Tasha stands and reaches for Annie’s hands. “Don’t leave,” she whispers, and she brings Annie close, pulls her in. “Annie, I’m sorry. Please don’t leave.”
“Can’t it just be us again?” Annie whispers into her shoulder. “I’m so tired. I don’t want to think about taking care of all of these people anymore.”
“There are no other doctors here,” Tasha says. “If we leave the city, we leave them with nothing.”
Annie straightens. “I’m not a doctor,” she says. “I could leave tomorrow.”
Panicked, Tasha reaches for Annie’s hand again. “You’ll get stuck in the snow even if you walk out. We have food here, we have shelter. I can’t do this without you. Please, please, please don’t go.”

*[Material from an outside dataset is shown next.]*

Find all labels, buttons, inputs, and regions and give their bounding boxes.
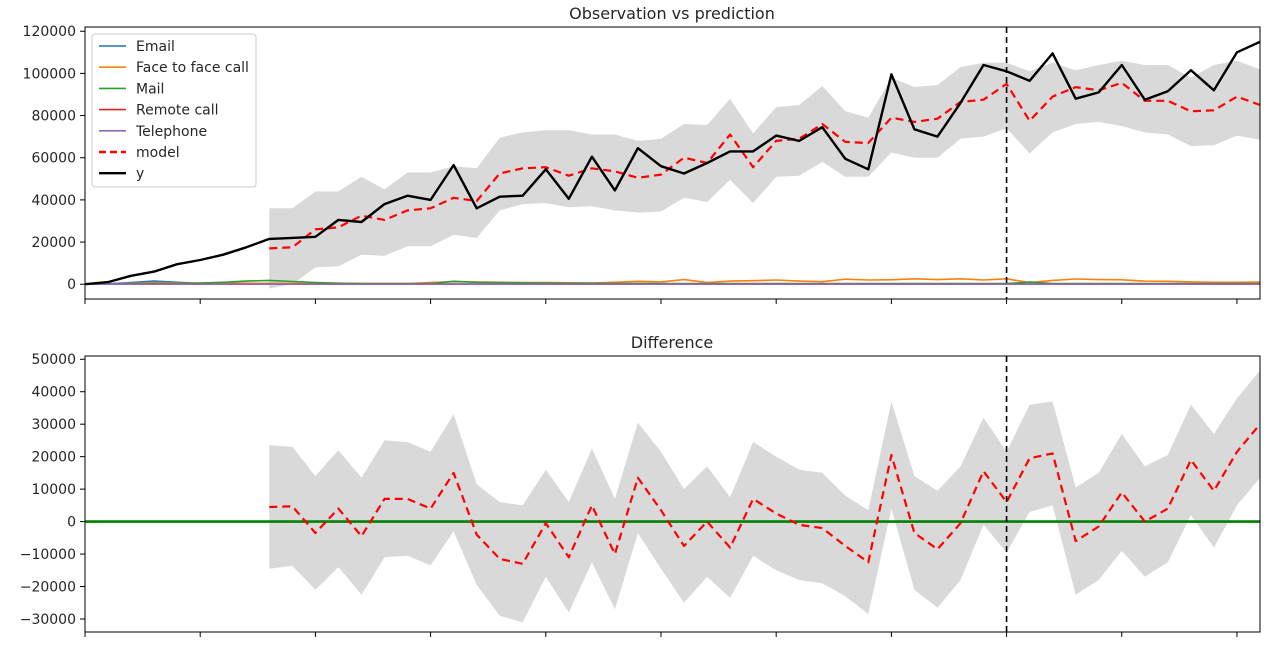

Annie’s hands cup her face now, and she brings her lips to Tasha’s, resting her forehead against Tasha’s. She breathes slowly, in and out, until Tasha feels her own heart settle down.
After another long moment, Annie moves back to the mattress and pulls Tasha down with her, plants a trail of kisses that ends at Tasha’s collarbone. “I’m sorry, Tasha, but I can’t do this forever.”
“We’ll do more hunting,” Tasha says. “We’ll hunt, we’ll dry the meat. Send groups out to scavenge as best as we can.” She grabs a handful of Annie’s hair and kisses her hard. “We won’t do this forever. I promise.”
Her promises are no longer enough. She can see that in Annie’s face already.
Still, it is not all bad. With the snow hemming them in, there is not much to do during the day, so Tasha converts a storefront a few doors down from the clinic—an old bank, the ATMs silent and useless and the floors heavy with thick carpet—into a community centre equipped with two propane heaters. People bring board games and play them for hours, sprawled on the floor. They boil water over the firepit in the back alley, stir in cocoa and powdered milk, then ladle the thin, rich liquid into mugs and pass them around. They tell stories, they sing songs. Everyone shares.